No appreciable defects in the formation and branching of intrahepatic biliary trees in fetal Sox17^+/− livers. (A,B) Anti-E-cad (green fluorescence), SOX9 and HNF6 (purple) immunostaining (A) and a tracer experiment by injecting fluorescent ink into the gallbladder under high pressure (red fluorescence; B) revealed proper formation of the intrahepatic duct tree (arrowheads), even in Sox17^+/− livers with gross-anatomical hepatic lesions at 17.0 dpc. hd, extrahepatic duct; inhd, intrahepatic bile duct; Li, liver parenchyma. Scale bars: 50 μm.

Fig. 7.

Reduced elongation, non-polarized proliferation, and shredding of epithelial cells of Sox17^+/− gallbladder primordium in vitro. (A,B) Schematic (A) and phase-contrast images of the timecourse (B) of a 3-day organ culture of gallbladder primordium initiated at 13.5 dpc.
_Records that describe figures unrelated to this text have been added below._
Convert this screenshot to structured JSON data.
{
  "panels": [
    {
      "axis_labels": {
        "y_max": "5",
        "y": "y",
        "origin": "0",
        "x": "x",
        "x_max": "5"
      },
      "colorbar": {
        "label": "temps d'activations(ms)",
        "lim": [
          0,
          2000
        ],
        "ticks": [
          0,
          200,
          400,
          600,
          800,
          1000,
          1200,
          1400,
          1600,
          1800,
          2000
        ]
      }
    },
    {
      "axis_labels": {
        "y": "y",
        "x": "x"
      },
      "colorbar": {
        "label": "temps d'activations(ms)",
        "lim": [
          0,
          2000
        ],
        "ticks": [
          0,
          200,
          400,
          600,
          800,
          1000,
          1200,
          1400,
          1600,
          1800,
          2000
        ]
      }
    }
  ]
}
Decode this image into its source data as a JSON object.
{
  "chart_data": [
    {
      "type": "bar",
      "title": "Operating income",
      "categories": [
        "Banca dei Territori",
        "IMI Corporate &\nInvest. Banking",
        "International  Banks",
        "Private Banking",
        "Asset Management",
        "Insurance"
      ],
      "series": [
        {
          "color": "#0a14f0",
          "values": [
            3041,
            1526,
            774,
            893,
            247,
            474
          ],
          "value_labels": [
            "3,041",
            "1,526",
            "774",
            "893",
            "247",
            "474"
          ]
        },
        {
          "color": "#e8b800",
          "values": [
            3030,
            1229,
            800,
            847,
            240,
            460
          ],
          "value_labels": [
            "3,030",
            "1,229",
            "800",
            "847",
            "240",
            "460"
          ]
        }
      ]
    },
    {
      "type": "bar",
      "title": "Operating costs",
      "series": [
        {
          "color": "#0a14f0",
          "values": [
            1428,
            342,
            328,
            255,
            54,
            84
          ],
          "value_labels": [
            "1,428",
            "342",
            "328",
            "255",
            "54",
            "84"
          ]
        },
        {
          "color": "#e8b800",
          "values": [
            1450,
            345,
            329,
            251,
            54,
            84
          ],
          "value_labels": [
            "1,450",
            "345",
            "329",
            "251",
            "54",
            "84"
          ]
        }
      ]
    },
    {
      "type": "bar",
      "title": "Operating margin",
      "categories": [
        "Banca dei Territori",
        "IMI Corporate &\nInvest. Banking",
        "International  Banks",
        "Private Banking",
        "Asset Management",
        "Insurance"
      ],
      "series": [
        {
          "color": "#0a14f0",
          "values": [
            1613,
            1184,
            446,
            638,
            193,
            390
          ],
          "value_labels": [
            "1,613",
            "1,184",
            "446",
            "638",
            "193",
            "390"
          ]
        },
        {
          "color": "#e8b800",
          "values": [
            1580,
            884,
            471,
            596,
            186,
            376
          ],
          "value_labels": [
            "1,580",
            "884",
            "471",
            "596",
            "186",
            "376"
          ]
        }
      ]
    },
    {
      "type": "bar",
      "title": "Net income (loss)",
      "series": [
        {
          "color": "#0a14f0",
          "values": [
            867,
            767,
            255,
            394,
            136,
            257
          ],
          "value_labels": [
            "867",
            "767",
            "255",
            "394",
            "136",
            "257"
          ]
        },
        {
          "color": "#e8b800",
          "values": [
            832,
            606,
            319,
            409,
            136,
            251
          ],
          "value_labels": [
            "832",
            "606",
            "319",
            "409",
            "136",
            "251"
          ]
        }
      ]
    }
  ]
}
The dashed arrows show the sectioning planes corresponding to C, D and E. (C-E) DBA-stained whole-mount images (horizontal view; C); anti-PCNA-, anti-laminin-, and DBA-stained section images (horizontal section; C), HE- and anti-E-cad/anti-ZO1-stained images (transverse sections; D); and anti-integrin β1-stained images (transverse sections; E) of Sox17^+/− and wild-type explants initiated at 13.5 dpc (3-day culture). The wild-type gallbladder explants showed polarized elongation of the ductural structure (B), polarized distribution of PCNA-positive epithelial cells along the distal-proximal axis (white unbroken arrow: PCNA-negative proximal region in C), and epithelial fold formation (D) in the developing gallbladder primordium in vitro. By contrast, Sox17^+/− explants displayed a non-polarized balloon-like structure surrounded by a single thin epithelial cell layer (B-E), non-polarized distribution of PCNA-positive epithelial cells (C), a partial lack of anti-lamimin signals with the decidual epithelial cells (dashed arrow and filled arrowhead in C), and reduced anti-integrin β1 signals at the basal surface of the epithelial cells (E). The bottom panel in C show the Sox17^+/− decidual epithelial cells indicated by arrowheads in the upper panels. Scale bar: 50 μm.